To compare our results with NF-DFM results, we developed a near-field DSM (NDSM) script (See Supporting Information) mimicking a process described by Xu et al to count target nanoparticles. Comparison of DSM and NDSM performance on the same sample wells found that NDSM results were less sensitive (Table S6) and had worse linearity, due to inconsistent signal vs. concentration increases (Figure S6), and much greater coefficients-of-variation, due to uneven nanoparticle distribution among replicates (Figure S7).

DSM quantitation of extracellular vesicles in serum for cancer diagnosis

Extracellular vesicles (EVs) shuttle factors that reflect their originating cell type and can regulate the function of both adjacent and distant cells. Circulating EVs have great potential for noninvasive cancer detection,³⁵ but their clinical use is hindered by the lack of simple EV analysis methods, as current assays require labor-intensive purification steps prior to quantification,³⁶ and are clinically impractical as they are slow, complex, low-throughput and expensive.

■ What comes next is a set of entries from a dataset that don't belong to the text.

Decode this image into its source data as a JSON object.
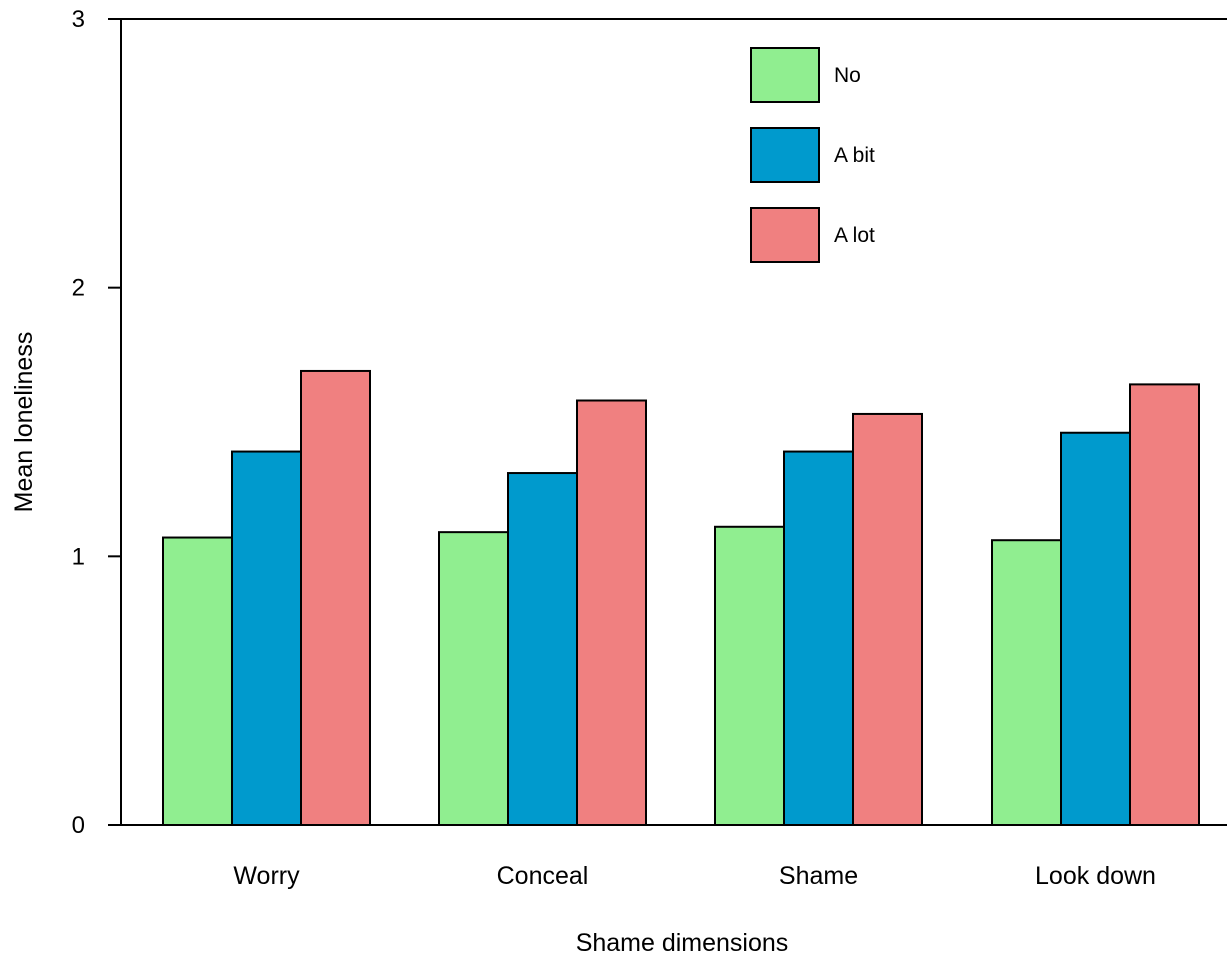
{
  "chart_data": {
    "type": "bar",
    "xlabel": "Shame dimensions",
    "ylabel": "Mean loneliness",
    "categories": [
      "Worry",
      "Conceal",
      "Shame",
      "Look down"
    ],
    "ylim": [
      0,
      3
    ],
    "yticks": [
      0,
      1,
      2,
      3
    ],
    "grid": false,
    "legend_position": "top-right",
    "series": [
      {
        "name": "No",
        "color": "#90EE90",
        "values": [
          1.07,
          1.09,
          1.11,
          1.06
        ]
      },
      {
        "name": "A bit",
        "color": "#009ACD",
        "values": [
          1.39,
          1.31,
          1.39,
          1.46
        ]
      },
      {
        "name": "A lot",
        "color": "#F08080",
        "values": [
          1.69,
          1.58,
          1.53,
          1.64
        ]
      }
    ]
  }
}
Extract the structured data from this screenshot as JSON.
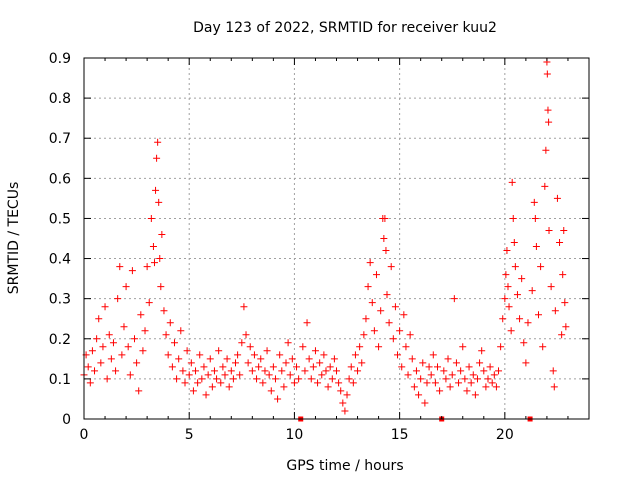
{
  "colors": {
    "series": "#ff0000",
    "grid": "#a0a0a0",
    "axis": "#000000"
  },
  "chart_data": {
    "type": "scatter",
    "title": "Day 123 of 2022, SRMTID for receiver kuu2",
    "xlabel": "GPS time / hours",
    "ylabel": "SRMTID / TECUs",
    "xlim": [
      0,
      24
    ],
    "ylim": [
      0,
      0.9
    ],
    "grid": true,
    "marker": "+",
    "x_ticks": [
      0,
      5,
      10,
      15,
      20
    ],
    "x_tick_labels": [
      "0",
      "5",
      "10",
      "15",
      "20"
    ],
    "y_ticks": [
      0,
      0.1,
      0.2,
      0.3,
      0.4,
      0.5,
      0.6,
      0.7,
      0.8,
      0.9
    ],
    "y_tick_labels": [
      "0",
      "0.1",
      "0.2",
      "0.3",
      "0.4",
      "0.5",
      "0.6",
      "0.7",
      "0.8",
      "0.9"
    ],
    "zero_markers_x": [
      10.3,
      17.0,
      21.2
    ],
    "series": [
      {
        "name": "SRMTID",
        "points": [
          [
            0.0,
            0.11
          ],
          [
            0.1,
            0.16
          ],
          [
            0.2,
            0.13
          ],
          [
            0.3,
            0.09
          ],
          [
            0.4,
            0.17
          ],
          [
            0.5,
            0.12
          ],
          [
            0.6,
            0.2
          ],
          [
            0.7,
            0.25
          ],
          [
            0.8,
            0.14
          ],
          [
            0.9,
            0.18
          ],
          [
            1.0,
            0.28
          ],
          [
            1.1,
            0.1
          ],
          [
            1.2,
            0.21
          ],
          [
            1.3,
            0.15
          ],
          [
            1.4,
            0.19
          ],
          [
            1.5,
            0.12
          ],
          [
            1.6,
            0.3
          ],
          [
            1.7,
            0.38
          ],
          [
            1.8,
            0.16
          ],
          [
            1.9,
            0.23
          ],
          [
            2.0,
            0.33
          ],
          [
            2.1,
            0.18
          ],
          [
            2.2,
            0.11
          ],
          [
            2.3,
            0.37
          ],
          [
            2.4,
            0.2
          ],
          [
            2.5,
            0.14
          ],
          [
            2.6,
            0.07
          ],
          [
            2.7,
            0.26
          ],
          [
            2.8,
            0.17
          ],
          [
            2.9,
            0.22
          ],
          [
            3.0,
            0.38
          ],
          [
            3.1,
            0.29
          ],
          [
            3.2,
            0.5
          ],
          [
            3.3,
            0.43
          ],
          [
            3.35,
            0.39
          ],
          [
            3.4,
            0.57
          ],
          [
            3.45,
            0.65
          ],
          [
            3.5,
            0.69
          ],
          [
            3.55,
            0.54
          ],
          [
            3.6,
            0.4
          ],
          [
            3.65,
            0.33
          ],
          [
            3.7,
            0.46
          ],
          [
            3.8,
            0.27
          ],
          [
            3.9,
            0.21
          ],
          [
            4.0,
            0.16
          ],
          [
            4.1,
            0.24
          ],
          [
            4.2,
            0.13
          ],
          [
            4.3,
            0.19
          ],
          [
            4.4,
            0.1
          ],
          [
            4.5,
            0.15
          ],
          [
            4.6,
            0.22
          ],
          [
            4.7,
            0.12
          ],
          [
            4.8,
            0.09
          ],
          [
            4.9,
            0.17
          ],
          [
            5.0,
            0.11
          ],
          [
            5.1,
            0.14
          ],
          [
            5.2,
            0.07
          ],
          [
            5.3,
            0.12
          ],
          [
            5.4,
            0.09
          ],
          [
            5.5,
            0.16
          ],
          [
            5.6,
            0.1
          ],
          [
            5.7,
            0.13
          ],
          [
            5.8,
            0.06
          ],
          [
            5.9,
            0.11
          ],
          [
            6.0,
            0.15
          ],
          [
            6.1,
            0.08
          ],
          [
            6.2,
            0.12
          ],
          [
            6.3,
            0.1
          ],
          [
            6.4,
            0.17
          ],
          [
            6.5,
            0.09
          ],
          [
            6.6,
            0.13
          ],
          [
            6.7,
            0.11
          ],
          [
            6.8,
            0.15
          ],
          [
            6.9,
            0.08
          ],
          [
            7.0,
            0.12
          ],
          [
            7.1,
            0.1
          ],
          [
            7.2,
            0.14
          ],
          [
            7.3,
            0.16
          ],
          [
            7.4,
            0.11
          ],
          [
            7.5,
            0.19
          ],
          [
            7.6,
            0.28
          ],
          [
            7.7,
            0.21
          ],
          [
            7.8,
            0.14
          ],
          [
            7.9,
            0.18
          ],
          [
            8.0,
            0.12
          ],
          [
            8.1,
            0.16
          ],
          [
            8.2,
            0.1
          ],
          [
            8.3,
            0.13
          ],
          [
            8.4,
            0.15
          ],
          [
            8.5,
            0.09
          ],
          [
            8.6,
            0.12
          ],
          [
            8.7,
            0.17
          ],
          [
            8.8,
            0.11
          ],
          [
            8.9,
            0.07
          ],
          [
            9.0,
            0.13
          ],
          [
            9.1,
            0.1
          ],
          [
            9.2,
            0.05
          ],
          [
            9.3,
            0.16
          ],
          [
            9.4,
            0.12
          ],
          [
            9.5,
            0.08
          ],
          [
            9.6,
            0.14
          ],
          [
            9.7,
            0.19
          ],
          [
            9.8,
            0.11
          ],
          [
            9.9,
            0.15
          ],
          [
            10.0,
            0.09
          ],
          [
            10.1,
            0.13
          ],
          [
            10.2,
            0.1
          ],
          [
            10.4,
            0.18
          ],
          [
            10.5,
            0.12
          ],
          [
            10.6,
            0.24
          ],
          [
            10.7,
            0.15
          ],
          [
            10.8,
            0.1
          ],
          [
            10.9,
            0.13
          ],
          [
            11.0,
            0.17
          ],
          [
            11.1,
            0.09
          ],
          [
            11.2,
            0.14
          ],
          [
            11.3,
            0.11
          ],
          [
            11.4,
            0.16
          ],
          [
            11.5,
            0.12
          ],
          [
            11.6,
            0.08
          ],
          [
            11.7,
            0.13
          ],
          [
            11.8,
            0.1
          ],
          [
            11.9,
            0.15
          ],
          [
            12.0,
            0.12
          ],
          [
            12.1,
            0.09
          ],
          [
            12.2,
            0.07
          ],
          [
            12.3,
            0.04
          ],
          [
            12.4,
            0.02
          ],
          [
            12.5,
            0.06
          ],
          [
            12.6,
            0.1
          ],
          [
            12.7,
            0.13
          ],
          [
            12.8,
            0.09
          ],
          [
            12.9,
            0.16
          ],
          [
            13.0,
            0.12
          ],
          [
            13.1,
            0.18
          ],
          [
            13.2,
            0.14
          ],
          [
            13.3,
            0.21
          ],
          [
            13.4,
            0.25
          ],
          [
            13.5,
            0.33
          ],
          [
            13.6,
            0.39
          ],
          [
            13.7,
            0.29
          ],
          [
            13.8,
            0.22
          ],
          [
            13.9,
            0.36
          ],
          [
            14.0,
            0.18
          ],
          [
            14.1,
            0.27
          ],
          [
            14.2,
            0.5
          ],
          [
            14.25,
            0.45
          ],
          [
            14.3,
            0.5
          ],
          [
            14.35,
            0.42
          ],
          [
            14.4,
            0.31
          ],
          [
            14.5,
            0.24
          ],
          [
            14.6,
            0.38
          ],
          [
            14.7,
            0.2
          ],
          [
            14.8,
            0.28
          ],
          [
            14.9,
            0.16
          ],
          [
            15.0,
            0.22
          ],
          [
            15.1,
            0.13
          ],
          [
            15.2,
            0.26
          ],
          [
            15.3,
            0.18
          ],
          [
            15.4,
            0.11
          ],
          [
            15.5,
            0.21
          ],
          [
            15.6,
            0.15
          ],
          [
            15.7,
            0.08
          ],
          [
            15.8,
            0.12
          ],
          [
            15.9,
            0.06
          ],
          [
            16.0,
            0.1
          ],
          [
            16.1,
            0.14
          ],
          [
            16.2,
            0.04
          ],
          [
            16.3,
            0.09
          ],
          [
            16.4,
            0.13
          ],
          [
            16.5,
            0.11
          ],
          [
            16.6,
            0.16
          ],
          [
            16.7,
            0.09
          ],
          [
            16.8,
            0.13
          ],
          [
            16.9,
            0.07
          ],
          [
            17.1,
            0.12
          ],
          [
            17.2,
            0.1
          ],
          [
            17.3,
            0.15
          ],
          [
            17.4,
            0.08
          ],
          [
            17.5,
            0.11
          ],
          [
            17.6,
            0.3
          ],
          [
            17.7,
            0.14
          ],
          [
            17.8,
            0.09
          ],
          [
            17.9,
            0.12
          ],
          [
            18.0,
            0.18
          ],
          [
            18.1,
            0.1
          ],
          [
            18.2,
            0.07
          ],
          [
            18.3,
            0.13
          ],
          [
            18.4,
            0.09
          ],
          [
            18.5,
            0.11
          ],
          [
            18.6,
            0.06
          ],
          [
            18.7,
            0.1
          ],
          [
            18.8,
            0.14
          ],
          [
            18.9,
            0.17
          ],
          [
            19.0,
            0.12
          ],
          [
            19.1,
            0.08
          ],
          [
            19.2,
            0.1
          ],
          [
            19.3,
            0.13
          ],
          [
            19.4,
            0.09
          ],
          [
            19.5,
            0.11
          ],
          [
            19.6,
            0.08
          ],
          [
            19.7,
            0.12
          ],
          [
            19.8,
            0.18
          ],
          [
            19.9,
            0.25
          ],
          [
            20.0,
            0.3
          ],
          [
            20.05,
            0.36
          ],
          [
            20.1,
            0.42
          ],
          [
            20.15,
            0.33
          ],
          [
            20.2,
            0.28
          ],
          [
            20.3,
            0.22
          ],
          [
            20.35,
            0.59
          ],
          [
            20.4,
            0.5
          ],
          [
            20.45,
            0.44
          ],
          [
            20.5,
            0.38
          ],
          [
            20.6,
            0.31
          ],
          [
            20.7,
            0.25
          ],
          [
            20.8,
            0.35
          ],
          [
            20.9,
            0.19
          ],
          [
            21.0,
            0.14
          ],
          [
            21.1,
            0.24
          ],
          [
            21.3,
            0.32
          ],
          [
            21.4,
            0.54
          ],
          [
            21.45,
            0.5
          ],
          [
            21.5,
            0.43
          ],
          [
            21.6,
            0.26
          ],
          [
            21.7,
            0.38
          ],
          [
            21.8,
            0.18
          ],
          [
            21.9,
            0.58
          ],
          [
            21.95,
            0.67
          ],
          [
            22.0,
            0.89
          ],
          [
            22.02,
            0.86
          ],
          [
            22.05,
            0.77
          ],
          [
            22.08,
            0.74
          ],
          [
            22.1,
            0.47
          ],
          [
            22.2,
            0.33
          ],
          [
            22.3,
            0.12
          ],
          [
            22.35,
            0.08
          ],
          [
            22.4,
            0.27
          ],
          [
            22.5,
            0.55
          ],
          [
            22.6,
            0.44
          ],
          [
            22.7,
            0.21
          ],
          [
            22.75,
            0.36
          ],
          [
            22.8,
            0.47
          ],
          [
            22.85,
            0.29
          ],
          [
            22.9,
            0.23
          ]
        ]
      }
    ]
  }
}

We thus examined whether DSM analysis conferred sufficient sensitivity to allow quantification of AuNRs-probe-based SIA assays of EV samples, using the EV membrane markers CD63 and CD9, respectively, as capture and detection antibodies.^37–40 Our results indicated a strong linear relationship between DSM response and EV concentration (Figure 4b).

Figure 4.

(a) EV quantification scheme. (b) Linear correlation between the quantification response from DSM and exosome concentration. (c) DSM-quantified EV concentrations in serum samples of pancreatic cancer and control patients. Data are presented as mean ± SEM, N=7/group; **p=0.002 by two-sided Mann-Whitney U-test.

This approach was used to directly analyze serum EV concentrations from patients with and without pancreatic cancer (PC) to determine if EV signal could distinguish between these populations. Our results found that serum samples of PC patients had significantly more EVs than those of control subjects (Figure 4c).⁴¹ Receiver operating characteristic (ROC) curves analysis indicated that DSM-quantified serum EV level was an excellent classifier (area under the curve of 0.939) for differentiating pancreatic cancer patients and their controls (Figure S3), suggesting that a rapid, non-invasive assay that can be performed with inexpensive equipment already available in clinical laboratories may be useful in cancer screening for pancreatic cancer, and perhaps other cancer types.

Conclusions

In the current study we present evidence that LF-DFM images can be used to quantify nanoparticle signal in direct binding and SIA assays, through the use of a custom ImageJ macro that corrects for the high background noise and uneven illumination by color subtraction and threshold masks. This approach allows nanoparticle-based quantitation to be used in routine bioassay quantification, which offers several advantages over conventional assays, as the example LF-DFM nanoparticle assays: 1) require very little sample, which is often an issue when analyzing limited mouse or clinical blood samples; 2) are endpoint assays, which prevents readout saturation, allows maximum signal intensity to be adjusted by input parameters, and permits slide archiving and reanalysis; 3) utilizes relatively inexpensive equipment that available to most research and clinical laboratories; and 4) is amenable to automation of the sample-handing, image capture and data analysis steps to allow high-throughput analyses with minimal direct human intervention.